Not only are local TV stations paying an estimated quarter-million dollars per month in unplanned expenses to keep their analog broadcasts going; the stations are attempting to improve upon the shaky digital-signal strength in so-called dark areas around Tucson for the relatively small percentage of people who don't have cable or satellite TV.
Furthermore, the government's converter-box concept has proven to be a bit annoying for many people who have opted to use them--thanks to both the absurdity of the confusing coupon-expiration plan, and the difficulties faced by some in actually getting the converter boxes to work.
David Bayardo is a studio technician at KGUN Channel 9. Lately, that position has required more than just his on-the-job duties; it has also come with the unforeseen duty of being the guy who has to help his friends and family members in the ways of boxes, adapters and connections: He's the technically savvy one, or that's what his friends like to say when they don't want to deal with the gadgetry.
But even for him, the converter box is a royal pain, and he doesn't like the way the government's ad campaign brushes over some of the potential difficulties--most notably, an irritating reset function that's inherent with the converter box.
"They tell people it's just like your old antenna, but the problem is the box scans the channels, so you have to scan the channel on the box to see if it goes in, and then rescan the whole thing again (if a channel is not picked up)," Bayardo said, proving that even explanations of the converter-box confusion can be confusing.
In other words: The converter box scans for channels; if a channel is not picked up, then you have to make antenna adjustments, and reset the converter box re-scan for channels, repeating the process as necessary.
"That's not as easy as just going to turn the knob on your TV-top antenna. People with rooftop antennas--what if they're not getting all the channels? What are they going to do? Go to the roof and check, and then go back up every time to see if they get the channels again?"
Bayardo and his friend, Rebeca Fuentes, continue to endure their share of antenna-maneuvering absurdities in an effort to make the upgrade. Fuentes, who lives near First Street and Euclid Avenue, in the shadow of two local television operations--KVOA Channel 4 and Belo-owned KMSB Channel 11 and KTTU Channel 18--has experienced dramatic changes in converter-box-antenna signal strength just by making minor, bizarre adjustments.
"The (converter-box antenna) in her living room is 8 feet from the one in her bedroom, and they don't get the same channels," said Bayardo. "The one in the living room, she has the antenna hanging upside down from a thumb tack, because that's the only way she gets the channels."

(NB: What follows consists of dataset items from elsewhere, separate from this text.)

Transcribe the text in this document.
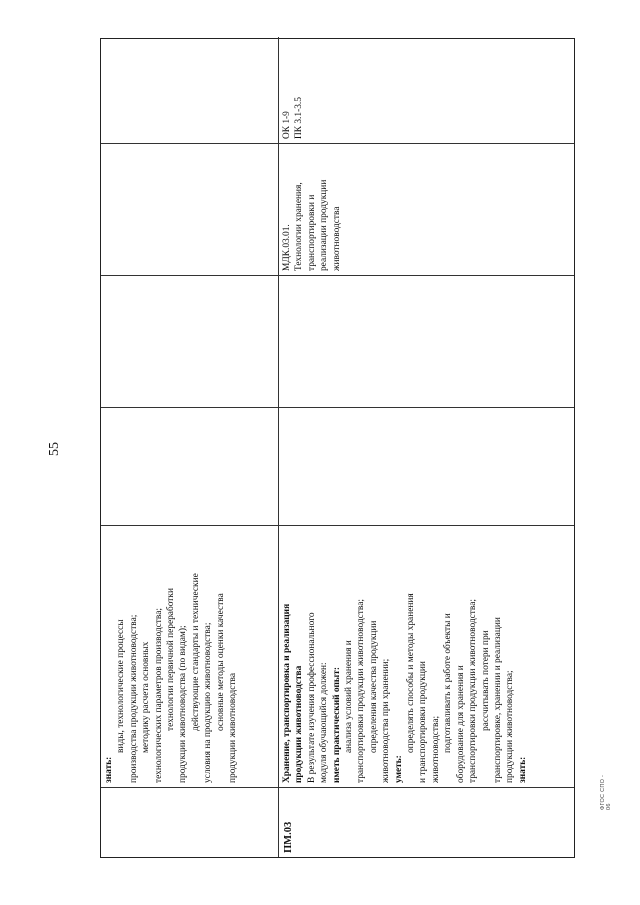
55
знать:
виды, технологические процессы производства продукции животноводства; методику расчета основных технологических параметров производства; технологии первичной переработки продукции животноводства (по видам); действующие стандарты и технические условия на продукцию животноводства; основные методы оценки качества продукции животноводства
ПМ.03
Хранение, транспортировка и реализация продукции животноводства В результате изучения профессионального модуля обучающийся должен: иметь практический опыт: анализа условий хранения и транспортировки продукции животноводства; определения качества продукции животноводства при хранении; уметь:
определять способы и методы хранения и транспортировки продукции животноводства; подготавливать к работе объекты и оборудование для хранения и транспортировки продукции животноводства; рассчитывать потери при транспортировке, хранении и реализации продукции животноводства; знать:
МДК.03.01. Технологии хранения, транспортировки и реализации продукции животноводства
ОК 1-9 ПК 3.1-3.5
ФГОС СПО - 06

Even though the government and broadcasters have bombarded the public with digital-transition messages for much of the last year, the delay has seemingly done little more than put the topic on the backburner--that is, for the time being. It's probably safe to assume there will be a significant resurgence in attention at about the 60-day countdown point, but most industry insiders seem to feel that the same issues that occurred prior to February date--which led to the delay--will be in play as the apparently June 12 deadline looms.
Eventually, the transition will take place, and when that happens, Bayardo thinks that cable and satellite-TV companies will emerge as the real winners in this whole deal.
"I think they want to edge everybody onto cable or dish. They could need to free the bandwidth for other things that are necessary, but I bet when they went to Cox (Cable) and to Dish (satellite TV) and said they want to do this conversion--and, oh, by the way, it probably means a whole lot more viewers (on TV and satellite--they probably said, 'Yeah, we'll go for it,'" Bayardo said. "... In the end, I just see all of us having to go cable or dish."
KOLD Channel 13 general manager Jim Arnold has a slightly different take.
"I don't think it's a cable and satellite conspiracy," said Arnold. "It's two-fold: No. 1, with how pretty the digital pictures are, and how well the digital spectrum works, Congress thought, 'You know, if we force these licensees we have to go digital, we can auction off this space and make billions of dollars for the federal government.' I think that's the root cause of it. The beneficiaries may be cable and satellite, but I don't think that was the initial thought process. I think it was a congressional money grab."
According to a recent Nielsen report, an estimated 6 percent of households might have been affected had the Feb. 17 deadline went into effect. The report suggested that the number could dip to 4 percent in time for the almost-certain, really-this-time-we-mean-it new deadline on June 12.
Local stations have attempted to blanket the community with a variety of signal locations, as a way to overcome the pitfalls of the area's mountainous terrain. Those efforts will be put to the test in a few months for the small percentage of holdouts who reject the concept of paying for television.
"I don't have anything against the stations; they're the middle people. They want viewership," Bayardo said. "All the people are going to say is, 'Well, this thing's screwed anyway,' and they're going to go to cable, and with more channels, the local (stations) will lose more viewership."